Наступил долгожданный день — 19 мая 1909 года. Театр был полон. Все с нетерпением ожидали начала представления. Но еще до того момента, как погасли огни, именно в зале, а не на сцене начался «спектакль»: продюсер Габриель Астрюк созвал самых красивых парижских актрис и рассадил их в первом ряду амфитеатра парами — блондинок рядом с брюнетками. Получился настоящий цветник, и с тех пор амфитеатр здесь называют «корзиной». Говоря современным языком, Астрюк сделал удачный пиар-ход — красавицы-артистки способствовали успеху первого представления.

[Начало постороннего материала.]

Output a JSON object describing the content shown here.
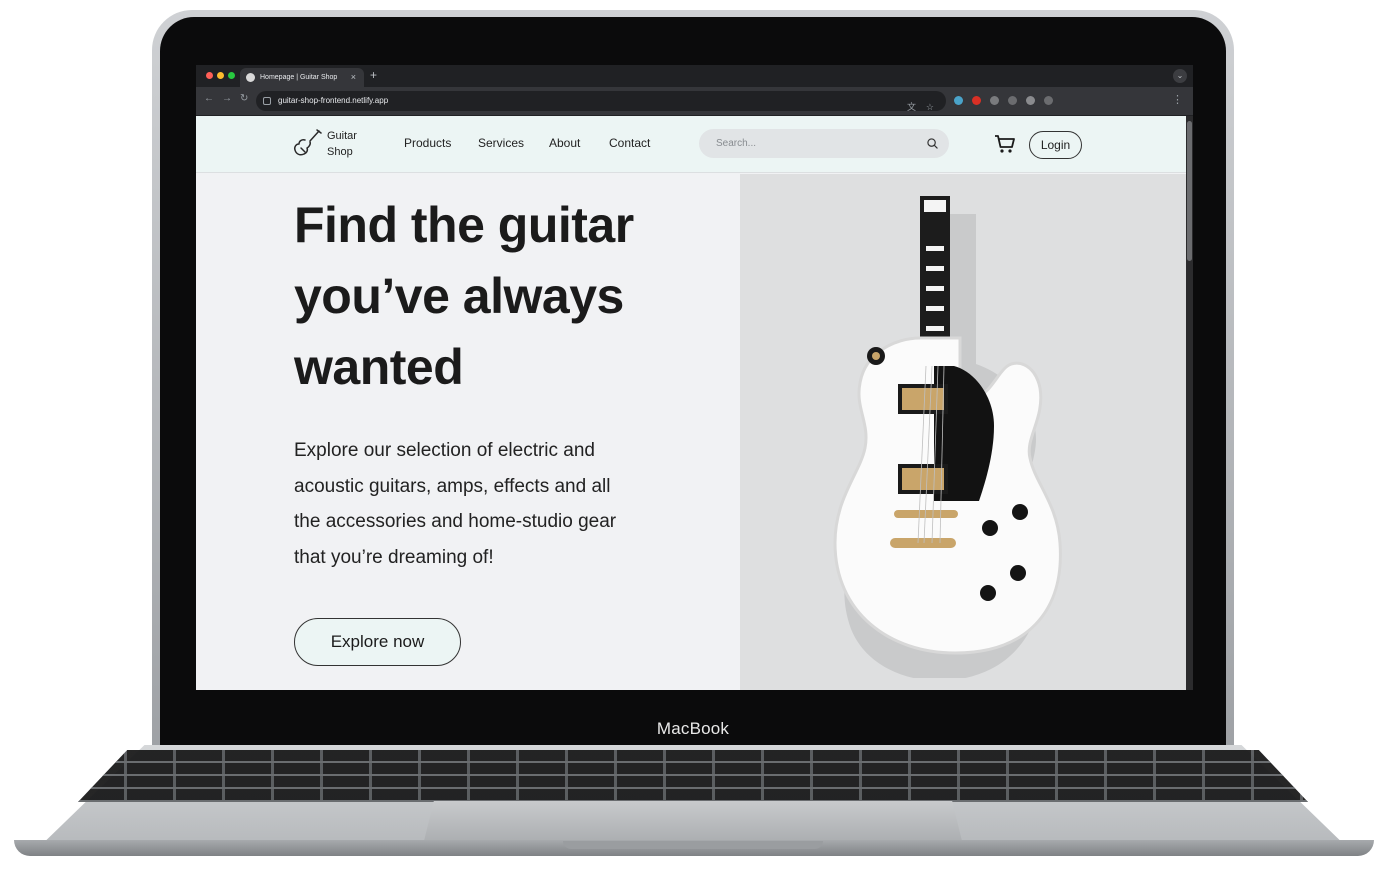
{
  "device": {
    "label": "MacBook"
  },
  "browser": {
    "tab_title": "Homepage | Guitar Shop",
    "tab_close": "×",
    "new_tab": "+",
    "url": "guitar-shop-frontend.netlify.app",
    "back": "←",
    "forward": "→",
    "reload": "↻",
    "menu": "⋮"
  },
  "site": {
    "brand": {
      "line1": "Guitar",
      "line2": "Shop",
      "icon": "guitar-icon"
    },
    "nav": [
      "Products",
      "Services",
      "About",
      "Contact"
    ],
    "search_placeholder": "Search...",
    "login_label": "Login",
    "hero": {
      "headline_lines": [
        "Find the guitar",
        "you’ve always",
        "wanted"
      ],
      "paragraph_lines": [
        "Explore our selection of electric and",
        "acoustic guitars, amps, effects and all",
        "the accessories and home-studio gear",
        "that you’re dreaming of!"
      ],
      "cta_label": "Explore now"
    }
  },
  "colors": {
    "accent_light": "#ecf5f4",
    "text_dark": "#1b1b1b",
    "browser_dark": "#202124"
  }
}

Вниманию зрителей, пришедших в этот вечер в театр «Шатле», были предложены одноактный балет «Павильон Армиды», «Половецкие пляски», сцены из оперы «Князь Игорь» и сюита русских танцев «Пир». Когда зазвучала музыка Николая Черепнина и на сцене появились солисты Тамара Карсавина, Вера Каралли, Александра Балдина, Александра Федорова, Елена Смирнова, Мария Добролюбова, Вацлав Нижинский, Михаил Мордкин, Алексей Булгаков, Сергей Григорьев и Павел Петров, зал взорвался аплодисментами. Балет, который в то время слыл во Франции пережитком XIX века, неожиданно и триумфально возвестил о том, что может быть современным. Модную в то время тему рока, воплощенную «в формах искусства ушедших эпох», в «Павильоне Армиды» развивали сценарий и декорации Александра Бенуа. Как пишет историк балета В. М. Красовская, «вкус и эрудиция художника по-новому открыли парижанам сокровища их собственного прошлого». Словно продолжая живопись, сливаясь с ней, хореография Михаила Фокина говорила о безграничных возможностях балетного театра. Стоявший за кулисами вместе с Бенуа и Бакстом Дягилев, только что придирчиво оглядывавший артистов и дававший каждому напутствие «С Богом!», облегченно вздохнул.

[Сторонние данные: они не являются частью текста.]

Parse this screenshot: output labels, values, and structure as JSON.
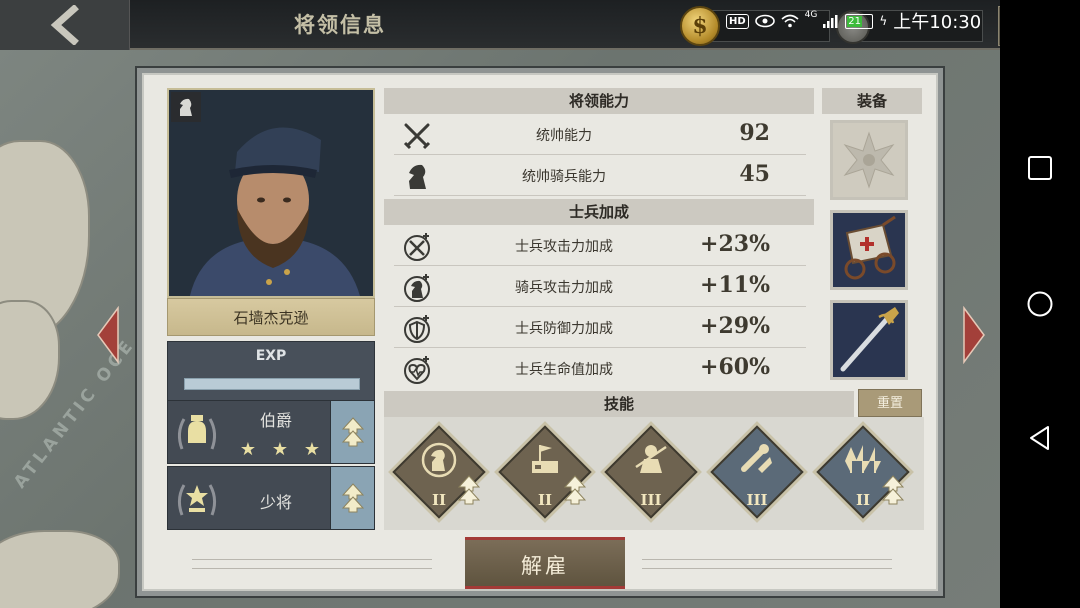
{
  "top_bar": {
    "title": "将领信息",
    "status": {
      "clock": "上午10:30",
      "battery": "21",
      "network": "4G",
      "hd": "HD"
    }
  },
  "general": {
    "name": "石墙杰克逊",
    "exp_label": "EXP",
    "ranks": [
      {
        "name": "伯爵",
        "stars": 3
      },
      {
        "name": "少将"
      }
    ]
  },
  "abilities": {
    "header": "将领能力",
    "items": [
      {
        "label": "统帅能力",
        "value": "92",
        "icon": "crossed-swords-icon"
      },
      {
        "label": "统帅骑兵能力",
        "value": "45",
        "icon": "horse-head-icon"
      }
    ]
  },
  "bonuses": {
    "header": "士兵加成",
    "items": [
      {
        "label": "士兵攻击力加成",
        "value": "+23%",
        "icon": "attack-bonus-icon"
      },
      {
        "label": "骑兵攻击力加成",
        "value": "+11%",
        "icon": "cavalry-bonus-icon"
      },
      {
        "label": "士兵防御力加成",
        "value": "+29%",
        "icon": "shield-bonus-icon"
      },
      {
        "label": "士兵生命值加成",
        "value": "+60%",
        "icon": "heart-bonus-icon"
      }
    ]
  },
  "equipment": {
    "header": "装备",
    "items": [
      "maltese-cross-icon",
      "ambulance-wagon-icon",
      "saber-icon"
    ]
  },
  "skills": {
    "header": "技能",
    "reset_label": "重置",
    "items": [
      {
        "tier": "II",
        "icon": "horse-medal-icon",
        "color": "#6e6350"
      },
      {
        "tier": "II",
        "icon": "fortification-flag-icon",
        "color": "#6e6350"
      },
      {
        "tier": "III",
        "icon": "soldier-charge-icon",
        "color": "#6e6350"
      },
      {
        "tier": "III",
        "icon": "cannon-ammo-icon",
        "color": "#5b6a78"
      },
      {
        "tier": "II",
        "icon": "forest-icon",
        "color": "#5b6a78"
      }
    ]
  },
  "dismiss_label": "解雇",
  "map": {
    "ocean_label": "ATLANTIC OCE"
  },
  "colors": {
    "accent": "#a33a37",
    "panel": "#e9e8e2",
    "rank_bg": "#434a53"
  }
}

Зрители встретили их восторженно. Всё, что происходило на театральных подмостках, они воспринимали как прекрасный мираж. Впечатление от выступления русских артистов было таким сильным, потрясающим, что многие даже спустя долгие годы воспринимали его как только что пережитое. Французская поэтесса и романистка графиня Анна де Ноай через два десятка лет описала увиденное ею в день премьеры: «Когда я вошла вложу, куда я была приглашена, — немного запоздав, так как я не поверила в откровение, которое мне обещали некоторые посвященные, — я поняла, что передо мной чудо. Я видела нечто, до сих пор не виданное. Всё, что поражает, опьяняет, обольщает, притягивает, было собрано на сцене и там расцветало так же естественно, как и растения под влиянием климата принимают великолепные формы».

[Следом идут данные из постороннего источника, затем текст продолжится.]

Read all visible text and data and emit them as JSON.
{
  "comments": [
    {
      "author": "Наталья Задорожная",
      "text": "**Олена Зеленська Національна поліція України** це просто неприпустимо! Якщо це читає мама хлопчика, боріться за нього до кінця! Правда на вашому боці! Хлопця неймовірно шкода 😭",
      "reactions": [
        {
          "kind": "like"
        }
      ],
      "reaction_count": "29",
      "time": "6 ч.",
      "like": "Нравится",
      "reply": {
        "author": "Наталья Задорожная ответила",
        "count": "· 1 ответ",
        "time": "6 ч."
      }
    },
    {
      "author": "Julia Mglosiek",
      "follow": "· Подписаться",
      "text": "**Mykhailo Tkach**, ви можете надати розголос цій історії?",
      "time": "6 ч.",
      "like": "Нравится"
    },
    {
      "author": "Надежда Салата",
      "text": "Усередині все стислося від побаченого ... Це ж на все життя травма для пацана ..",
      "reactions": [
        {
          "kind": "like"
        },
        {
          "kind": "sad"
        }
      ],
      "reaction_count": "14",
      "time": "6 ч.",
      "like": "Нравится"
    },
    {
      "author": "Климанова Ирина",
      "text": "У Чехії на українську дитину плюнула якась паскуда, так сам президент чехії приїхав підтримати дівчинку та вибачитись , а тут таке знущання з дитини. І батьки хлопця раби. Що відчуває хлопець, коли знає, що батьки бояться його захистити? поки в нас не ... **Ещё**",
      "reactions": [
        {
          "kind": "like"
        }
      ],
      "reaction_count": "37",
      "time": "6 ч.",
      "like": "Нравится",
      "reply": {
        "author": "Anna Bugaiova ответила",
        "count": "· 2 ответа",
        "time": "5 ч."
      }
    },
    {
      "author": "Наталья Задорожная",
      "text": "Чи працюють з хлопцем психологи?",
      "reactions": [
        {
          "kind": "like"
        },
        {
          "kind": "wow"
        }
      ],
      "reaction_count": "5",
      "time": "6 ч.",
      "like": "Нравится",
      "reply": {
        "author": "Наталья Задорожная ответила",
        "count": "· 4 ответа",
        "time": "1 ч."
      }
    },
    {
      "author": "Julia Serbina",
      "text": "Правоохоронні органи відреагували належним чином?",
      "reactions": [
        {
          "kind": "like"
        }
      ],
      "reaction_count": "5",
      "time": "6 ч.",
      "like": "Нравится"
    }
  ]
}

Восторг публики достиг апогея, когда она увидела немыслимые прыжки Вацлава Нижинского. Зрителям, заполнившим зал театра «Шатле», казалось, что он зависает в воздухе. Это было полное, безоговорочное завоевание находившихся в зрительном зале, юный танцор стал настоящим героем первого представления, а чуть позже — и звездой сезона. Три его роли — рабов в «Павильоне Армиды» и «Клеопатре» и юноши в «Сильфидах» — заставили французов воскресить в памяти имя их гениального соотечественника — танцовщика Огюста Вестриса, которого называли когда-то человеком-птицей. Как свидетельствует в воспоминаниях жена танцовщика Ромола Нижинская, после выступлений Вацлава, которого за его способность к высоким прыжкам и длительной элевации туг же окрестили вторым Вестрисом, публика не расходилась даже в антракте, продолжая неистовствовать.
В опере «Князь Игорь» партию Кончаковны пела Елизавета Петренко, князя Игоря — Василий Шаронов, Владимира — Дмитрий Смирнов, Кончака — Капитон Запорожец. Половецкую девушку танцевала Софья Федорова, рабыню — Елена Смирнова, половецких мальчиков — Федор Козлов, Николай Кремнев, Леонид Леонтьев, Лаврентий Новиков, Александр Орлов и Георгий Розай и половецкого воина — Адольф Больм. «Половецкие пляски», поставленные Михаилом Фокиным с декорациями Н. Рериха, блистательно передавали энергетику дикой орды, многоцветную стихию торжествующего язычества. Они произвели на зрителей, пожалуй, самое мощное впечатление из всего увиденного.
В дивертисменте «Пир» особый успех имела Тамара Карсавина, выступившая с Нижинским в па-де-де Флорины и Голубой птицы. Но «звезды», ярко сверкая на общем фоне, всё же не затмевали его. Критики обратили внимание и на многих других «исполнителей классических, характерных, пантомимных партий», сплошь и рядом отмечали кордебалет — «слаженность, точность и вдохновенность его ансамблей».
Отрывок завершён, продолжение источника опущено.